Таким образом, социальные источники права тесно взаимосвязаны с нормами права, определяют их содержание в процессе создания и реализации.
На основании вышеизложенного можно сделать следующие выводы. Под источниками права необходимо понимать: 1) в широком смысле слова — факторы, которые оказывают влияние на формирование и реализацию норм права (социальные источники права); 2) в узком смысле слова — явления, в которых содержатся нормы права.
Предложенная классификация источников права вполне может быть использована в уголовном праве, а потому далее требуется рассмотреть вопрос об источниках норм уголовного права.
§ 2. Источники норм уголовного права
Прежде чем перейти к исследованию вопроса об источниках современного уголовного права России, представляется необходимым кратко остановиться на основных этапах исторического пути развития системы источников отечественного уголовного права.
Первоначально уголовно-правовые отношения на Руси регулировались обычными нормами. Обычай долгое время являлся ведущим источником уголовного права. К моменту образования Киевской Руси в древнерусском обществе господствовало обычное уголовное право, которое выражалось в судебных решениях, обрядах, обычаях, пословицах и поговорках[96].

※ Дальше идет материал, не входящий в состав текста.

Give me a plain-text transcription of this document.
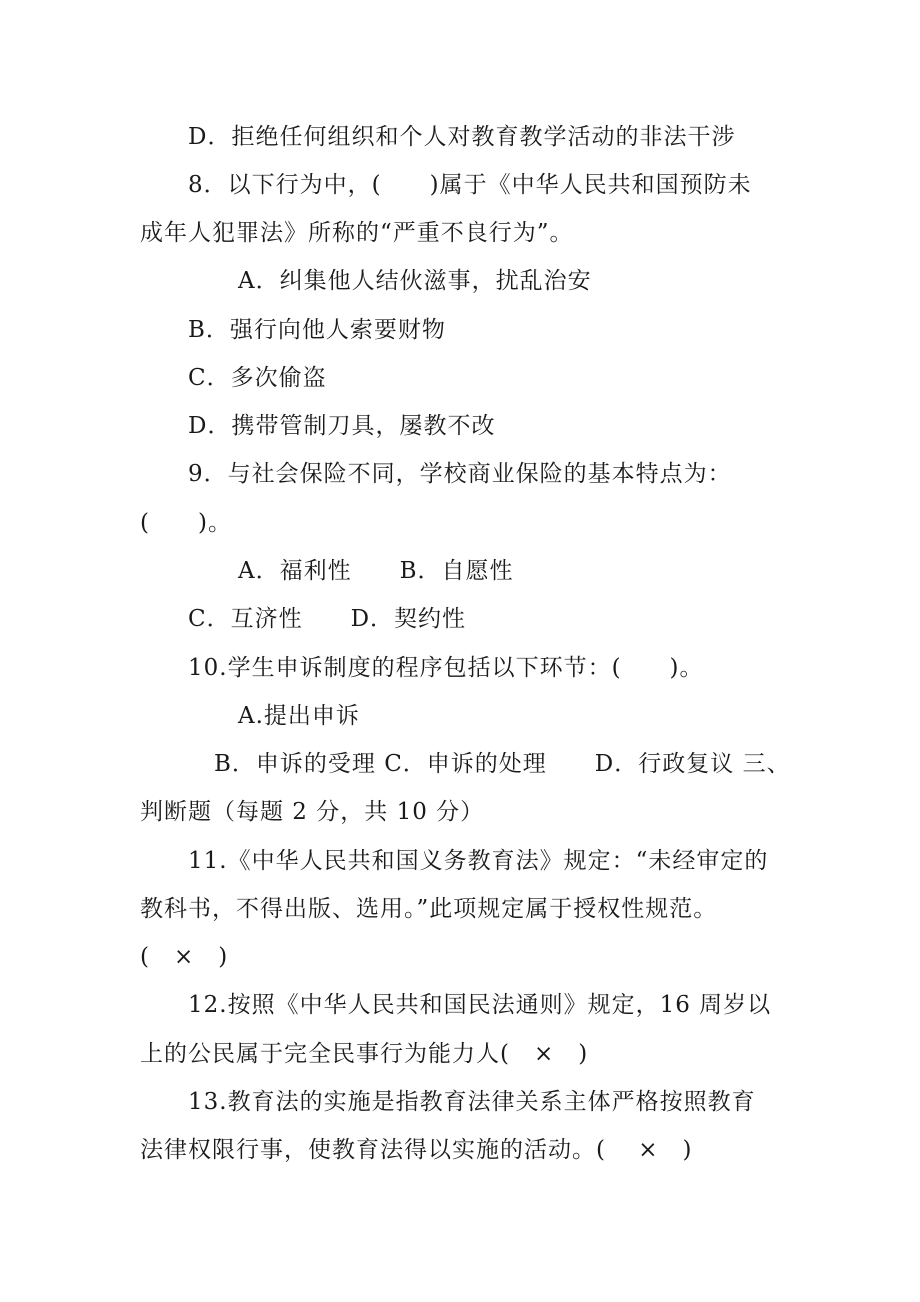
D．拒绝任何组织和个人对教育教学活动的非法干涉
8．以下行为中，(　　)属于《中华人民共和国预防未
成年人犯罪法》所称的“严重不良行为”。
A．纠集他人结伙滋事，扰乱治安
B．强行向他人索要财物
C．多次偷盗
D．携带管制刀具，屡教不改
9．与社会保险不同，学校商业保险的基本特点为：
(　　)。
A．福利性　　B．自愿性
C．互济性　　D．契约性
10.学生申诉制度的程序包括以下环节：(　　)。
A.提出申诉
B．申诉的受理 C．申诉的处理　　D．行政复议 三、
判断题（每题 2 分，共 10 分）
11.《中华人民共和国义务教育法》规定：“未经审定的
教科书，不得出版、选用。”此项规定属于授权性规范。
(　×　)
12.按照《中华人民共和国民法通则》规定，16 周岁以
上的公民属于完全民事行为能力人(　×　)
13.教育法的实施是指教育法律关系主体严格按照教育
法律权限行事，使教育法得以实施的活动。(　 ×　)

С развитием русского государства в число источников уголовного права вошли различные нормативные акты (прежде всего, княжеские акты), а также судебные решения. Указанные источники права нашли свое отражение в таком историческом памятнике, как «Русская правда»[97]. Материалом для создания «Русской правды» также выступили обычаи и византийское право[98]. Наиболее ранними письменными памятниками русского права являются договоры Руси с Византией (911, 944, 971 гг.), которые содержали нормы уголовного права [99].
В Средние века основными источниками русского уголовного права становятся нормативные правовые акты, в том числе княжеское законодательство, акты Боярской думы, Земских соборов, распоряжения приказов, акты церковного права. Церковное уголовное право берет начало в X в. и находит свое выражение в церковных княжеских уставах, законодательных актах греческого церковного права[100], позднее его источниками выступали «Кормчая книга», «Правосудье митрополичье», «Стоглав» и др.[101]

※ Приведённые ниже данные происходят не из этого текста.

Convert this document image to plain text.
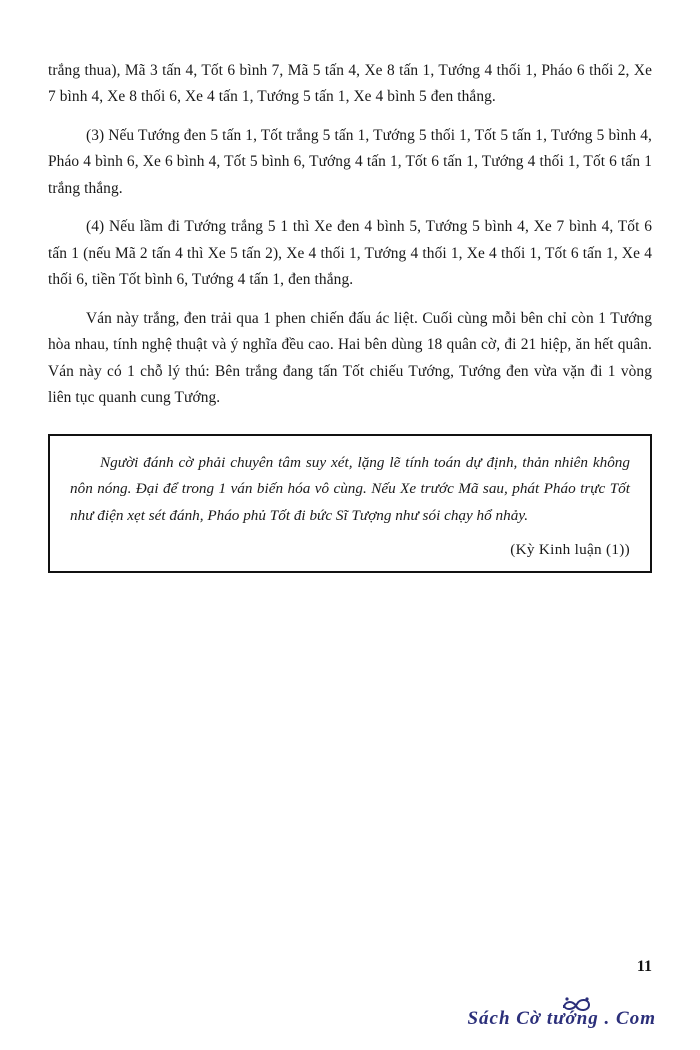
trắng thua), Mã 3 tấn 4, Tốt 6 bình 7, Mã 5 tấn 4, Xe 8 tấn 1, Tướng 4 thối 1, Pháo 6 thối 2, Xe 7 bình 4, Xe 8 thối 6, Xe 4 tấn 1, Tướng 5 tấn 1, Xe 4 bình 5 đen thắng.

(3) Nếu Tướng đen 5 tấn 1, Tốt trắng 5 tấn 1, Tướng 5 thối 1, Tốt 5 tấn 1, Tướng 5 bình 4, Pháo 4 bình 6, Xe 6 bình 4, Tốt 5 bình 6, Tướng 4 tấn 1, Tốt 6 tấn 1, Tướng 4 thối 1, Tốt 6 tấn 1 trắng thắng.

(4) Nếu lầm đi Tướng trắng 5 1 thì Xe đen 4 bình 5, Tướng 5 bình 4, Xe 7 bình 4, Tốt 6 tấn 1 (nếu Mã 2 tấn 4 thì Xe 5 tấn 2), Xe 4 thối 1, Tướng 4 thối 1, Xe 4 thối 1, Tốt 6 tấn 1, Xe 4 thối 6, tiền Tốt bình 6, Tướng 4 tấn 1, đen thắng.

Ván này trắng, đen trải qua 1 phen chiến đấu ác liệt. Cuối cùng mỗi bên chỉ còn 1 Tướng hòa nhau, tính nghệ thuật và ý nghĩa đều cao. Hai bên dùng 18 quân cờ, đi 21 hiệp, ăn hết quân. Ván này có 1 chỗ lý thú: Bên trắng đang tấn Tốt chiếu Tướng, Tướng đen vừa vặn đi 1 vòng liên tục quanh cung Tướng.

Người đánh cờ phải chuyên tâm suy xét, lặng lẽ tính toán dự định, thản nhiên không nôn nóng. Đại để trong 1 ván biến hóa vô cùng. Nếu Xe trước Mã sau, phát Pháo trực Tốt như điện xẹt sét đánh, Pháo phủ Tốt đi bức Sĩ Tượng như sói chạy hổ nhảy.

(Kỳ Kinh luận (1))
11
Sách Cờ tướng . Com
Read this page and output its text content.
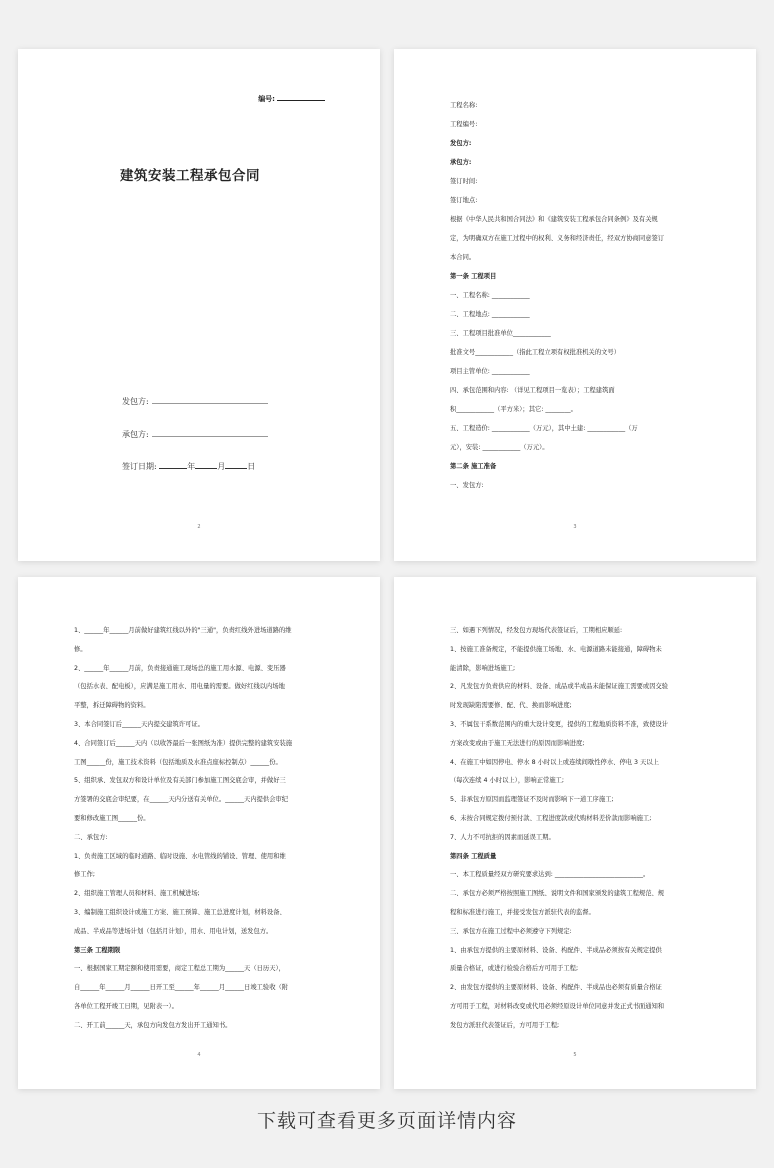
编号:
建筑安装工程承包合同
发包方:
承包方:
签订日期:	年	月	日
2
工程名称:
工程编号:
发包方:
承包方:
签订时间:
签订地点:
根据《中华人民共和国合同法》和《建筑安装工程承包合同条例》及有关规
定，为明确双方在施工过程中的权利、义务和经济责任，经双方协商同意签订
本合同。
第一条 工程项目
一、工程名称: ____________
二、工程地点: ____________
三、工程项目批准单位____________
批准文号____________（指此工程立项有权批准机关的文号）
项目主管单位: ____________
四、承包范围和内容: （详见工程项目一览表）；工程建筑面
积____________（平方米）；其它: ________。
五、工程造价: ____________（万元），其中土建: ____________（万
元），安装: ____________（万元）。
第二条 施工准备
一、发包方:
3
1、______年______月前做好建筑红线以外的"三通"，负责红线外进场道路的维
修。
2、______年______月前，负责接通施工现场总的施工用水源、电源、变压器
（包括水表、配电板），应满足施工用水、用电量的需要。做好红线以内场地
平整，拆迁障碍物的资料。
3、本合同签订后______天内提交建筑许可证。
4、合同签订后______天内（以收答最后一张图纸为准）提供完整的建筑安装施
工图______份，施工技术资料（包括地质及水准点座标控制点）______份。
5、组织承、发包双方和设计单位及有关部门参加施工图交底会审，并做好三
方签署的交底会审纪要，在______天内分送有关单位。______天内提供会审纪
要和修改施工图______份。
二、承包方:
1、负责施工区域的临时道路、临时设施、水电管线的铺设、管理、使用和维
修工作;
2、组织施工管理人员和材料、施工机械进场;
3、编制施工组织设计或施工方案、施工预算、施工总进度计划，材料设备、
成品、半成品等进场计划（包括月计划），用水、用电计划，送发包方。
第三条 工程期限
一、根据国家工期定额和使用需要，商定工程总工期为______天（日历天），
自______年______月______日开工至______年______月______日竣工验收（附
各单位工程开竣工日期，见附表一）。
二、开工前______天，承包方向发包方发出开工通知书。
4
三、如遇下列情况，经发包方现场代表签证后，工期相应顺延:
1、按施工准备规定，不能提供施工场地、水、电源道路未能接通，障碍物未
能清除，影响进场施工;
2、凡发包方负责供应的材料、设备、成品或半成品未能保证施工需要或因交验
时发现缺陷需要修、配、代、换而影响进度;
3、不属包干系数范围内的重大设计变更，提供的工程地质资料不准，致使设计
方案改变或由于施工无法进行的原因而影响进度;
4、在施工中如因停电、停水 8 小时以上或连续间歇性停水、停电 3 天以上
（每次连续 4 小时以上），影响正常施工;
5、非承包方原因而监理签证不及时而影响下一道工序施工;
6、未按合同规定拨付预付款、工程进度款或代购材料差价款而影响施工;
7、人力不可抗拒的因素而延误工期。
第四条 工程质量
一、本工程质量经双方研究要求达到: ____________________________。
二、承包方必须严格按照施工图纸、说明文件和国家颁发的建筑工程规范、规
程和标准进行施工，并接受发包方派驻代表的监督。
三、承包方在施工过程中必须遵守下列规定:
1、由承包方提供的主要原材料、设备、构配件、半成品必须按有关规定提供
质量合格证，或进行检验合格后方可用于工程;
2、由发包方提供的主要原材料、设备、构配件、半成品也必须有质量合格证
方可用于工程，对材料改变或代用必须经原设计单位同意并发正式书面通知和
发包方派驻代表签证后，方可用于工程;
5
下载可查看更多页面详情内容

В этот исторический период появляются также такие памятники русского уголовного права, как Псковская и Новгородская судные грамоты, Судебник 1497 г., Судебник 1550 г., Соборное уложение 1649 г.[102] Налицо преобладание нормативных правовых актов в системе источников уголовного права, которые все же остаются тесно связанными с судебной практикой, выступавшей одним из основных источников уголовного права вплоть до Уложения 1649 г.[103]
В XVII в. впервые в России появились военно-уголовные законы [104]. Это время в системе источников уголовного права ознаменовалось также уменьшением роли обычая, значение которого, по мнению Н. Д. Сергиевского, в России сохранялось до конца XVII в. Тем не менее Уголовное уложение 1903 г. все еще признавало обычай источником уголовного права в отношении инородцев[105]. В. В. Кулыгин считает, что обычай вытесняется из числа источников уголовного права, начиная с реформ Петра I, когда «усиливается значение внедряемых сверху законодательных актов, скопированных с западноевропейских образцов»[106].

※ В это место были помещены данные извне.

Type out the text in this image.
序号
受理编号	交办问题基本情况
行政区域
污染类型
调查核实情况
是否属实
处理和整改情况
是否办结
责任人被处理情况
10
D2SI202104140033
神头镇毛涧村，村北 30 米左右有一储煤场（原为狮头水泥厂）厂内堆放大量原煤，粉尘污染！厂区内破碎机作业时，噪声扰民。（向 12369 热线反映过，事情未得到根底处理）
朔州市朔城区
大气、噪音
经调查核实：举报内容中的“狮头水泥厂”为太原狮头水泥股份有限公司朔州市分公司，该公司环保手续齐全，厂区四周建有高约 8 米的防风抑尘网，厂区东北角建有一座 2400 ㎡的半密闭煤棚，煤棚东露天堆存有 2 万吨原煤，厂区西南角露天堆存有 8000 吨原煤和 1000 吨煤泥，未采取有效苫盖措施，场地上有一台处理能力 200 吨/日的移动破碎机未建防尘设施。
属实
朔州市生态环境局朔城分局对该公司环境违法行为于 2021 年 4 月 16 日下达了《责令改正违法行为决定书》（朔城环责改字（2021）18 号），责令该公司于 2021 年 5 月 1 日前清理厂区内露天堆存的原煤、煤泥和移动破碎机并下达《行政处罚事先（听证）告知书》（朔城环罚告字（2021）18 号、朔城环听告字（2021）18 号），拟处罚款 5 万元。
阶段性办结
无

В XVIII в. нормативный акт выходит на ведущие позиции в системе источников уголовного права[107]. В это время принимается Артикул воинский 1715 г.[108], который рассматривается как первый отечественный военно-уголовный кодекс.
Основными источниками русского уголовного права в XIX в. являлись Свод законов Российской империи 1833 г. (том XV), Уложение о наказаниях уголовных и исправительных 1845 г.[109]
Отмеченная тенденция возрастания роли закона в системе источников уголовного права не привела к исчезновению иных элементов данной системы. Так, в середине XIX в. В. Спасович выделял, наряду с Уложением о наказаниях, такие источники уголовного права, как уголовные законы военно-сухопутного и морского ведомств, церковные законы, а также обычное право инородцев[110]. Кроме того, существует мнение, что в тот период в России источником уголовного права признавался судебный прецедент[111].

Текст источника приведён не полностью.